La proposition ressemble furieusement à celle de l'Alliance Public-Artiste (Spédidam, Adami, UFC Que Choisir, Unaf...), qui milite pour une redevance sur les abonnements internet contre la légalisation des pratiques d'échange à des fins non commerciales entre particuliers sur le réseau (ils appellent ça une « licence globale »). L'alliance a donc réussi à mettre la main sur un député UMP prêt à soutenir leur projet.

Deux remarques rapides.

Dans l'exposé des motifs il est indiqué :

« La question de l'échange de fichiers musicaux sur les réseaux de
communication en ligne, dont les réseaux P2P, est devenue
particulièrement sensible, tant pour les utilisateurs de ces réseaux -
dont chacun d'entre eux peut craindre d'être inquiété dans sa vie
privée - que pour l'ensemble des ayants droit, qui n'obtiennent aucune
rémunération en contrepartie de ce mode de consommation. »

Aucune rémunération en contrepartie ? C'est vite dit, vu qu'ensuite les fichiers sont souvents transférés sur des supports soumis à la redevance pour copie privée (balladeurs numériques, CD, clé usb ...).
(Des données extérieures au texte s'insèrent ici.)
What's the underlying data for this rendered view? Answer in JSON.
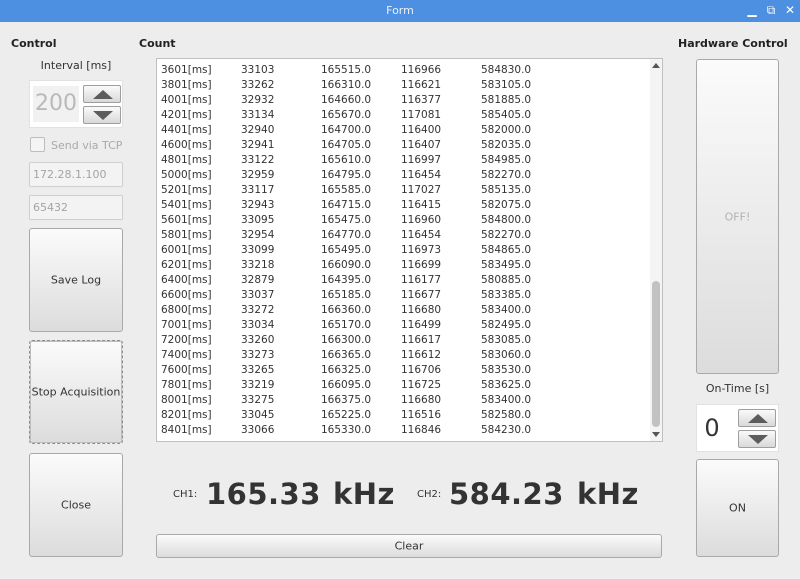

En attendant les disques durs d'ordinateurs puisque, par exemple, ce n'est pas du tout tabou chez l'UFC de dire qu'il y aurait une rémunération assise sur les disques durs d'ordinateur.

La solution proposée dans le projet de loi comprend deux éléments : « Rémunération pour copie privée au titre des téléchargements effectués à partir des réseaux de communication en ligne » et « Légalisation des échanges non commerciaux sur P2P au regard du droit de mise à la disposition du public ». C'est bien beau mais il manque un élément fondamental : les mesures techniques de contrôle d'usages installés par les éditeurs et les producteurs.

L'UFC Que Choisir et la Spédidam se sont déjà exprimé clairement contre ces mesures techniques mais tant leur proposition que ce projet de loi n'abordent le rejet des mesures techniques de contrôle. Il faut être très clair : c'est l'un ou l'autre. En effet, soit l'auteur continue de ne pouvoir interdire les copies privées et la rémunération équitable existante peut être préservée. Soit, désormais il peut interdire de facto les copies privées (par les mesures techniques de contrôlent) et toute compensation devient illégitime. Il faut mettre le législateur devant ses responsabilités, on ne peut pas avoir le beurre et l'argent du beurre.

Enfin bon, même si la loi ne passera pas en l'état, ça risque d'en agiter certains.